Unsurprisingly, over the four-year study period as the number of deployment sites grew and the total number of individuals being tested increased, the total number of individuals identified as being rifampicin resistant year over year increased. However, as the inclusion criteria for Xpert MTB/RIF testing evolved and expanded to include more presumptive Mtb positive cases, the proportion of Mtb positive patients with rifampicin resistance actually declined for both males and females. Overall, the proportion of rifampicin resistance among Mtb positive individuals remained greatest among females compared to males for all age categories (see Fig. 2).

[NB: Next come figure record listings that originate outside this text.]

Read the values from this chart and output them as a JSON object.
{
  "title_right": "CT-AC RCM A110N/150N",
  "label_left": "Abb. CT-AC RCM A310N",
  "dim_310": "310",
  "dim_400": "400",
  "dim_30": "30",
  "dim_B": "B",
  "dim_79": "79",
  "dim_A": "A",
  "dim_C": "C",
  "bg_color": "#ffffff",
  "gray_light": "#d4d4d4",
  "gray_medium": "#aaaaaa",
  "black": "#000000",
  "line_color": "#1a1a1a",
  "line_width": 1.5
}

The proportion of Mtb positive individuals that were identified as rifampicin resistant peaked for both males and females age 21–25, at 13 and 16% respectively, which is consistent with other studies identifying increased risk of rifampicin resistance among young adults [7, 13]. Approximately 38% of all Xpert MTB/RIF testing occurred in the Yangon region, and the proportion of individuals who were rifampicin resistant was significantly higher in this region compared to all other regions combined, 13.7% versus 7.5%. In the multivariate model (see Table 2), history of previous treatment and younger age were the largest risk factors for resistance in the study cohort which has been consistently demonstrated previously [6, 8,9,10, 12, 28,29,30]. Additionally, the increased risk for rifampicin resistance among females identified in our study was consistent with multiple other population-based studies [7, 8, 10, 28], but did conflict with smaller studies that have found male sex associated with an increased risk of resistance [13, 14]. Positive HIV status appeared to be protective in our dataset, however this is likely driven by the selection bias of Xpert MTB/RIF testing criteria during the study period where all HIV positive individuals at risk for TB were included in the testing algorithm.

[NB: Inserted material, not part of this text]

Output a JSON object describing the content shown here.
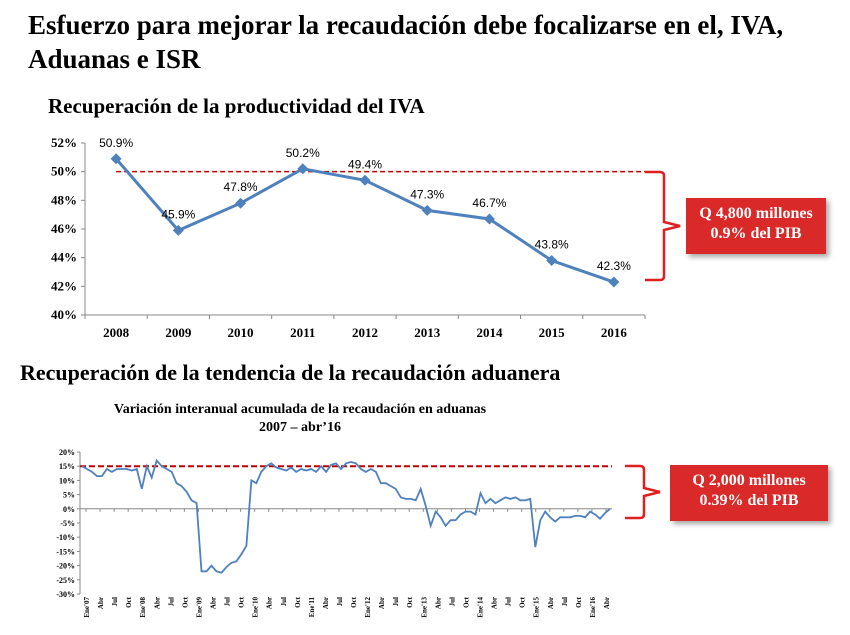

Rifampicin resistance was driven primarily by the Xpert MTB/RIF probe E accounting for 75% of all resistance determinations. Probe E encompasses rpoB codons 528 to 533, and is likely associated with the rpoB 531 TTG mutation, the most common mutation associated with rifampicin resistance in this genetic region [31, 32]. This is similar to results from a recent studies in Pakistan and Ethiopia where a similar percentage of rifampicin-resistant isolates was associated with mutations on probe E [2, 33]. Less than 3% of resistance determination was caused by multiple probes, slightly higher than the previously reported multiple mutation prevalence detected by Xpert MTB/RIF of approximately 1% [2].

Limitations

This dataset included only individuals who met Xpert MTB/RIF testing criteria and by definition were at increased risk of rifampicin resistance with the exception of individuals living with HIV, and therefore both gender and age distributions do not necessarily represent the entire cohort of individuals who were tested for TB during the study period and may not accurately represent positivity rates among individuals at risk for Mtb in Myanmar. In addition, there was no reference sequencing data to confirm single nucleotide polymorphisms or the accuracy of multiple mutations associated with resistance as detected by the Xpert MTB/RIF assay.

Conclusions

Males accounted for the majority of Mtb positive cases in Myanmar and are at highest risk for TB disease throughout most of their adulthood, requiring continued focus on testing for this population. In addition, our analyses indicate that targeted testing among both males and females age 16–20 is warranted as our data indicate this age group has the highest proportion of Mtb positive results. Further evaluation is needed to identify age-specific barriers to testing that may contribute to these differential positivity rates. Moreover, among Mtb positive individuals both males and females less than age 30, and women overall were diagnosed with rifampicin resistance at higher rates than individuals older than age 30, or men overall. These higher risk sub-populations, males and females less than age 30, and females in all age categories, along with individuals who have been previously treated for TB, should also be targeted for Xpert MTB/RIF testing.